Santo Katolik 1.0 Aplikasi Android

04 April 2015

Renungan Hari Rabu 8 April 2015

Renungan Hari Rabu 8 April 2015, Renungan Harian, Santo Katolik

Renungan Hari Rabu 8 April 2015


Perjumpaan yang Meneguhkan


    Kematian Yesus tidak mudah diterima oleh para murid. Mereka putus asa serta kehilangan harapan dan arah hidup. Segalanya telah merekatinggalkan demi mengikuti Yesus. Kematian Yesus seakan-akan membuat segala usaha mereka itu terasa sia-sia. lalu, apa yang mereka buat? Mereka memutuskan untuk kembali ke kampung halamannya. Hidup sesuai dengan pekerjaan mereka dulu. Lalu, apa yang dibuat Yesus? Yesus tidak membiarkan keputusasaan para murid itu. Yesus sadar bahwa misi kedatangan-Nya sebagai Mesias yang menyelamatkan manusia dari perbudakan dosa tidaklah mudah diterima oleh para murid. Pola pikir mereka terkungkung dalam cita-cita duniawi, yaitu bebas dari penjajahan. Maka, Yesus datang memberi peneguhan, bahkan secara keras Ia menegur kelambanan hati mereka. Bentuk peneguhan Yesus ini unnik. Bentuknya bukan seperti peneguhan ala politisi yang enak didengar, sulit digelar (dilaksanakan). Namun peneguhan yang ditawarkan-Nya itu konsekkuen, total, dan tulus. Singkatnya, Yesus berjalan bersama mereka.

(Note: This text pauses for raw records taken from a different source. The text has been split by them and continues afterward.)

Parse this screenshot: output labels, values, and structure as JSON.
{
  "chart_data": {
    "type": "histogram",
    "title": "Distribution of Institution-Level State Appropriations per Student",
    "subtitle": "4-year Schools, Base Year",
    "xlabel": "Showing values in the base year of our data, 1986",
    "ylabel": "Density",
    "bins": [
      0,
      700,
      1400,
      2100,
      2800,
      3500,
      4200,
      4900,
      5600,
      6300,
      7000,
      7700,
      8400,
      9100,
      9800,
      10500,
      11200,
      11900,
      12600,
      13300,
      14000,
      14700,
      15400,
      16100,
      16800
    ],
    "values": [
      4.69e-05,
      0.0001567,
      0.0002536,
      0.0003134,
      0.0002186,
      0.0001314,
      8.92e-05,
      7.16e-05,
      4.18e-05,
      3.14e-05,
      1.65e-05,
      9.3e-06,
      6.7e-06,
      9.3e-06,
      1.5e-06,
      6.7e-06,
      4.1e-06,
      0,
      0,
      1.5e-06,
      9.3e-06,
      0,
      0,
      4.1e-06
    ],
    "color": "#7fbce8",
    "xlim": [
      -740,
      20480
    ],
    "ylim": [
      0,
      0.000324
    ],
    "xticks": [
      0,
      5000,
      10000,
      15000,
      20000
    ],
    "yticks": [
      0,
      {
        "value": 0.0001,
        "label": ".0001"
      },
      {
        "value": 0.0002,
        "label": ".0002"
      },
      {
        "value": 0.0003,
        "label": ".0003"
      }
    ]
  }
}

    Umat Allah yang terkasih, ada skema menarik dari kisah perjalanan ke Emaus. Skema tersebut memiliki dua bagian besar, yaitu (1) pengalaman putus asa (kecewa) dan (2) pengalaman diteguhkan (ditemani). Pelajaran apa yang bisa kita petik dari kisah ini? Kita bisa menggunakan skema ini untuk melihat sejenak hidup kita. Ada beberapa langkah yang saya tawarkan. (1) Mari menggali pengalaman putus asa (kecewa)! Sejauh mana saya mengalaminya? Apakah pengalaman itu membuat saya terpuruk? (2) Mari menggali pengalaman diteguhkan! Siapakah orang-orang yang hadir meneguhkan saya? Jika keterbukaan hati sebagai syaratnya, sudahkah saya membuka hati untuk menerima peneguhan itu? Atau apakah egoisme diri saya membutakan rahmat kesembuhan yang ditawarkan-Nya melalui orang-orang yang mencintai saya? Marilah membuka hati, Tuhan Yesus mengundang kita untuk berjalan bersama dalam liku-liku hidup ini.